The Red Snap Dragon, Part 1

Elise could hear her parents talking to a visitor. Elise wondered who the visitor was. It sounded like Arran Sawyer's voice. What could he be doing here?


Slipping soundlessly into the kitchen, Elise checked the egg that rested in a bucket of hot sand just inside the fireplace. The sand felt uniformly warm. She pulled it toward her slightly, pushing her hand into the sand. Giving it a nod of approval, she pushed the bucket back again.


She went back to the door and cracked it open once more. The voices were murmuring quietly, and she couldn't hear the words distinctly.


She wished Arran Sawyer would go home. Better yet, go live in another village. He enjoyed causing trouble, and it followed him as fleas followed a dog.


Her father, the village baker, was not a bad man, just weak and easily influenced. Elise loved him, but she still wished he listened to wiser heads.


She glanced over at the egg warming by the fire. It would not hatch tonight. Maybe it would hatch tomorrow. "Sleep well, little dragon," she whispered before she went back upstairs to bed.


The Bakers' home was directly behind the shop in the village.

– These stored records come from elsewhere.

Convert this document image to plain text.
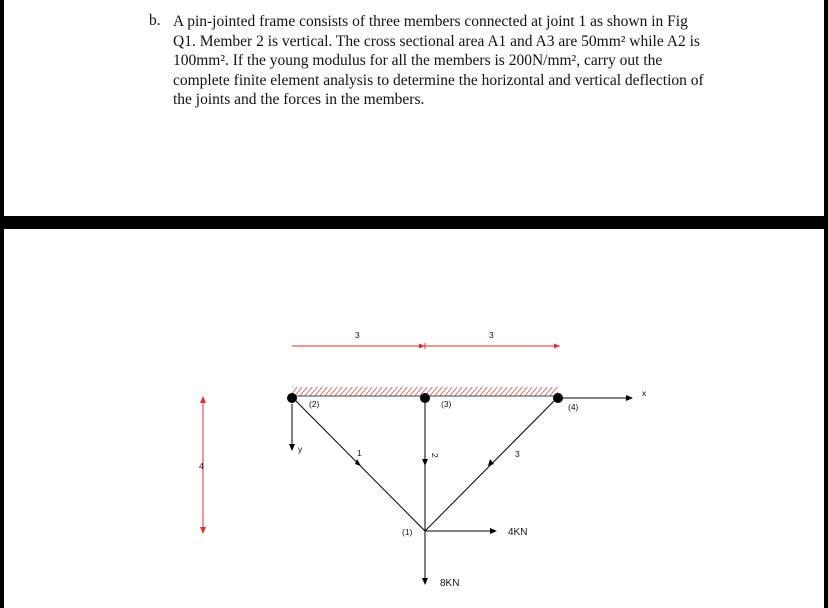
b. A pin-jointed frame consists of three members connected at joint 1 as shown in Fig
Q1. Member 2 is vertical. The cross sectional area A1 and A3 are 50mm² while A2 is
100mm². If the young modulus for all the members is 200N/mm², carry out the
complete finite element analysis to determine the horizontal and vertical deflection of
the joints and the forces in the members.
3	3
4
1	2	3
(2)	(3)	(4)
(1)
y
x
4KN
8KN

Behind the house were the rows of ovens where rolls, breads, and pastries were baked for sale in the shop.


Tom Baker kept the fires banked at night so there would still be live embers to awaken with fuel in the morning. He hated having to waste fuel each night, so when he latched onto the idea of having a dragon, nothing could dissuade him from it. A dragon's fiery breath could quickly start the ovens in the morning, saving him a lot of work.


Tom had asked Mara and Montrose of the hill farm to keep an eye out for a dragon's egg, but nothing had come of it. Somehow Arran Sawyer had heard of his desire. Not long ago he had stopped by with the much-desired egg.